At the recent Re:Invent conference, Amazon announced the launch of new EC2 instances for its AWS cloud services, namely C7gn, HPC7g and R7iz. R7iz uses Intel's latest fourth-generation Xeon Scalable processor Sapphire Rapids, while HPC7g is driven by the new processor Graviton3E. At the same time, AWS also announced the fifth-generation Nitro chip Nitro v5 and the second-generation reasoning chip AWS Inferentia 2 at this conference, of which Graviton3E and Nitro v5 are based on the Arm architecture.
Graviton3E with improved performance
In the field of HPC, the appearance rate of Arm is still relatively low. Except for top-level existences like Fuyue Supercomputing, we rarely see cloud service vendors building HPC computing clusters based on Arm chips. The emergence of Graviton can be said to have changed this. The C6gn instance launched by AWS in 2020 is based on its Graviton2 processor. Compared with the C5 instance based on the second-generation AMD EPYC processor, C6gn achieves 20% lower cost and 40% higher performance.
Performance improvement of Graviton3E under different loads / Amazon
According to the data given by Amazon, Graviton3E is further improved on the basis of Graviton3. Taking the benchmark HPL for testing floating-point performance as an example, Graviton3E improves the vector instruction processing performance by another 35%. Compared with the C6gn instance based on Graviton2, the HPC7g instance doubles the floating-point performance, and the performance is 20% higher than the HPC6a instance based on the 3rd generation AMD EPYC 7003 series 48-core processor. It is the most cost-effective HPC instance on AWS.
Today, Amazon has more than 100 different Graviton instances for users to choose flexibly. Moreover, it is not only elastic computing cloud services such as AWS EC2 that make Graviton fully effective, but also services such as Fargate that do not need to manage instances, which have also achieved considerable performance improvements.
However, for most cloud service vendors, many of the instances they first recommend are still based on x86, which makes people think deeply. Will there really be large companies that choose Arm server chips? Amazon gave an affirmative answer and also introduced Graviton's extremely fast popularity.
From the partners given by Amazon, we can see that Daewoo Infinity, Epic, Lyft, Zoom and other companies have chosen to build their products and services around the Graviton chip. For example, after the US TV streaming service DirectTV uses Graviton 3 instances, the cost has been reduced by 20%, and the delay has also been reduced by up to 50%. Not affected.
Nitro and Inferentia that exacerbate the involution of DPU and AI chips
For most ultra-large-scale data centers and cloud service vendors, their DPUs often come from third parties, such as Nvidia's BlueField, AMD's Pensando, etc., while Amazon's Annapurna Labs has become the behind-the-scenes hero of AWS DPU products Nitro.
Nitro v5 chip / Amazon
This time, the Nitro v5 designed by Annapurna Labs has achieved another leap in performance. According to the data shown by Amazon, Nitro v5 integrates twice the number of transistors compared with the previous generation, and nearly doubles the computing power. 50% of the DRAM speed, the PCIe bandwidth is also doubled. It can be seen from this that Nitro v5 should have chosen a more advanced process, and the DRAM and PCIe have also been replaced with the latest generation.
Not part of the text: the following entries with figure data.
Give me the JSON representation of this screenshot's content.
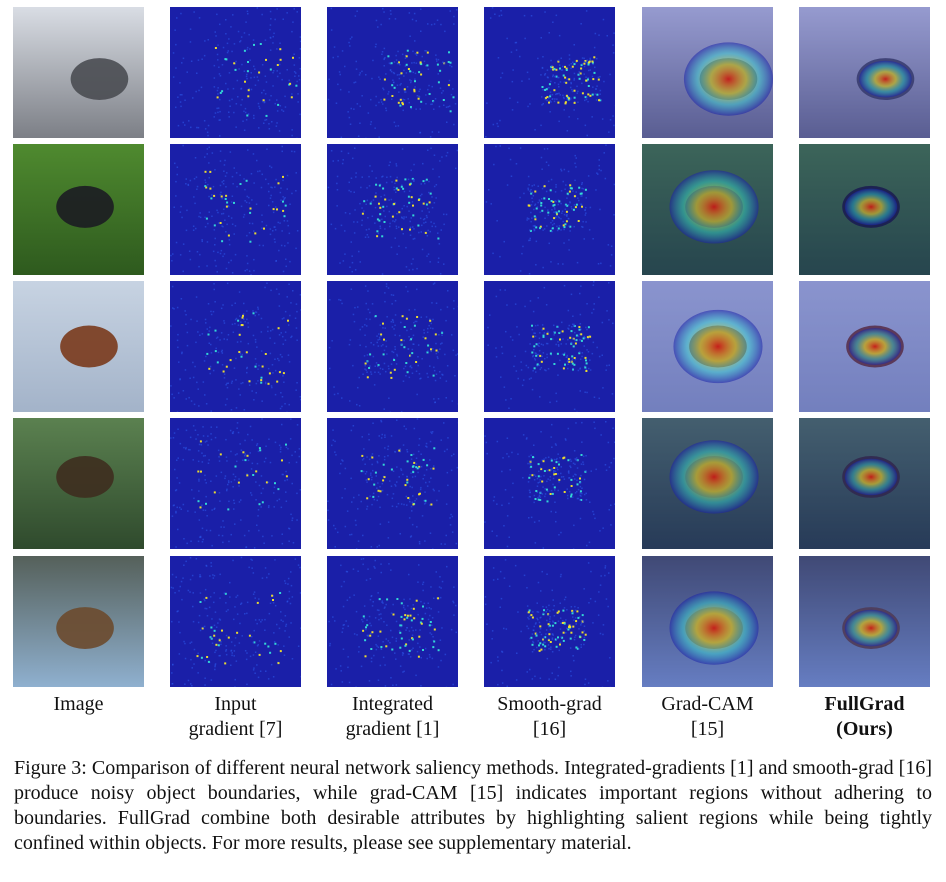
{
  "figure": {
    "columns": [
      {
        "id": "image",
        "label_lines": [
          "Image"
        ],
        "bold": false
      },
      {
        "id": "input-gradient",
        "label_lines": [
          "Input",
          "gradient [7]"
        ],
        "bold": false
      },
      {
        "id": "integrated-gradient",
        "label_lines": [
          "Integrated",
          "gradient [1]"
        ],
        "bold": false
      },
      {
        "id": "smooth-grad",
        "label_lines": [
          "Smooth-grad",
          "[16]"
        ],
        "bold": false
      },
      {
        "id": "grad-cam",
        "label_lines": [
          "Grad-CAM",
          "[15]"
        ],
        "bold": false
      },
      {
        "id": "fullgrad",
        "label_lines": [
          "FullGrad",
          "(Ours)"
        ],
        "bold": true
      }
    ],
    "rows": [
      {
        "id": "street-cyclist",
        "scene_colors": [
          "#d9dde4",
          "#7c7f86",
          "#4a4c52"
        ]
      },
      {
        "id": "dog-on-grass",
        "scene_colors": [
          "#4f8a2f",
          "#2e5a1e",
          "#1c1c22"
        ]
      },
      {
        "id": "bird-of-prey",
        "scene_colors": [
          "#c7d3e2",
          "#a3b3c9",
          "#7a3a1c"
        ]
      },
      {
        "id": "bee-eater",
        "scene_colors": [
          "#5b8150",
          "#2f4a2d",
          "#3e2d1f"
        ]
      },
      {
        "id": "spider",
        "scene_colors": [
          "#55605a",
          "#8fb0cf",
          "#6b4a2e"
        ]
      }
    ],
    "caption": "Figure 3: Comparison of different neural network saliency methods. Integrated-gradients [1] and smooth-grad [16] produce noisy object boundaries, while grad-CAM [15] indicates important regions without adhering to boundaries. FullGrad combine both desirable attributes by highlighting salient regions while being tightly confined within objects. For more results, please see supplementary material.",
    "colors": {
      "heatmap_background": "#1a1fa8",
      "heatmap_low": "#2a4fe0",
      "heatmap_mid": "#35e0d8",
      "heatmap_high": "#f5e62a",
      "heatmap_peak": "#d81a10"
    }
  }
}
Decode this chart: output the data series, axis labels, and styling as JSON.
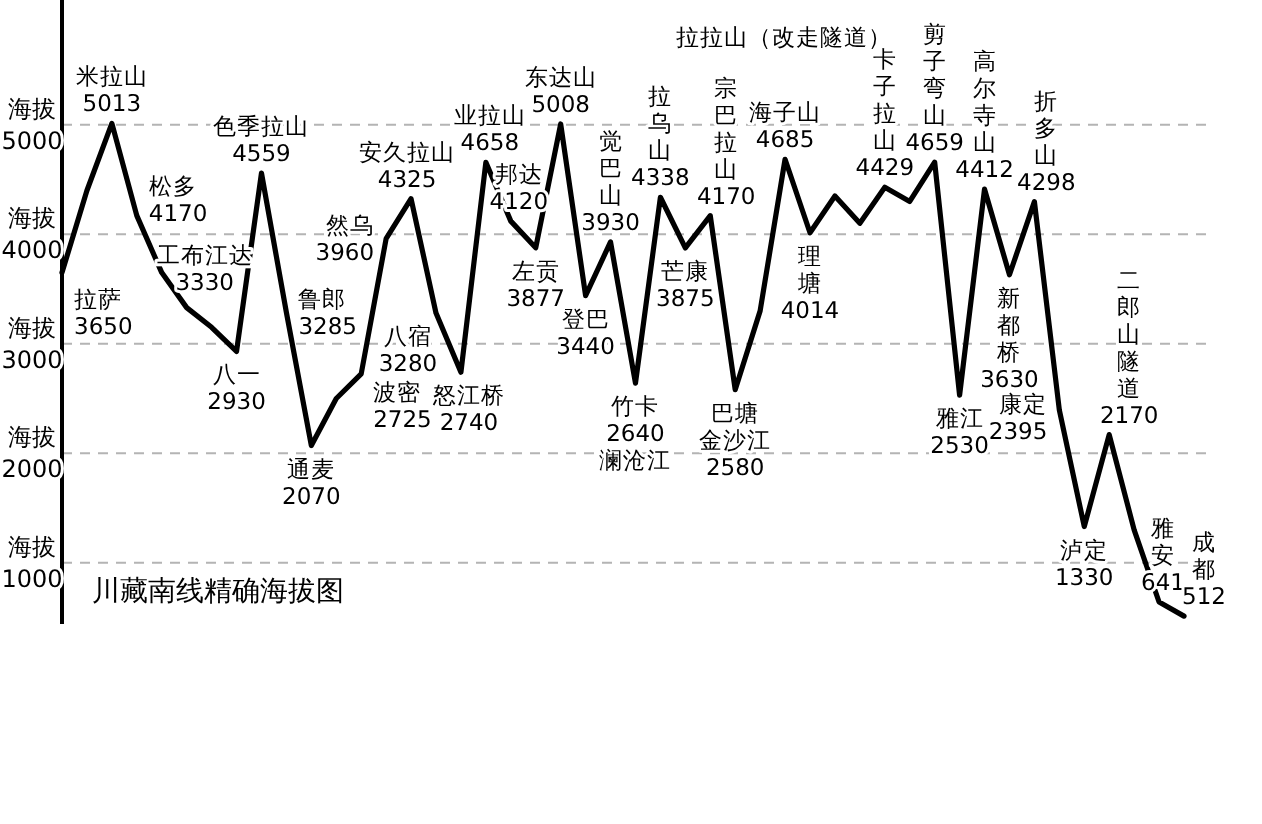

In actual tests, Nitro v5 can increase throughput by up to 60%, reduce latency by 30%, and improve energy efficiency by 40%. It is precisely because of such powerful performance that AWS chose to integrate it into C7gn and HPC7g instances to achieve 200Gbps ultra-high network performance together with Graviton3 and Graviton3E.
The emergence of large language models has pushed deep learning into the next stage, but the huge amount of parameters increases the computing power and cost required for inference. In 2019, the first generation of AWS's Inferentia chips appeared on Inf1 instances, providing users with options that are more cost-effective than GPU instances. However, most of the deep learning models at that time remained in the millions. Now some deep learning models The parameters of the model have exceeded tens of billions, such as Baidu's PLATO-XL dialogue generation model, Amazon's AlexaTM, etc.
To this end, Annapurna Labs has come up with a brand new Inferentia2 chip, which can support a large deep learning model with up to 175 billion parameters. The Inf2 instance based on the Inferentia2 chip also supports distributed reasoning for the first time, distributing large models to multiple chips for reasoning. Compared with the previous generation of Inf1 instances, Inf2 can provide up to 4 times the throughput and 1/10 the latency, and improves energy efficiency by as much as 50% compared with GPU instances.
Such a frequent chip release rhythm is enough to see that Amazon has reached a new height in self-developed server chips. I have to admit that it was a forward-looking strategic decision for Amazon to acquire Annapurna Labs as early as 2016. With the intensified competition among cloud service providers, owning self-developed and controllable server chips is undoubtedly the killer. Although manufacturers such as Google and Alibaba have also joined the ranks of self-developed server chips, compared with Amazon's AWS, there is still a gap in product lineup and deployment time.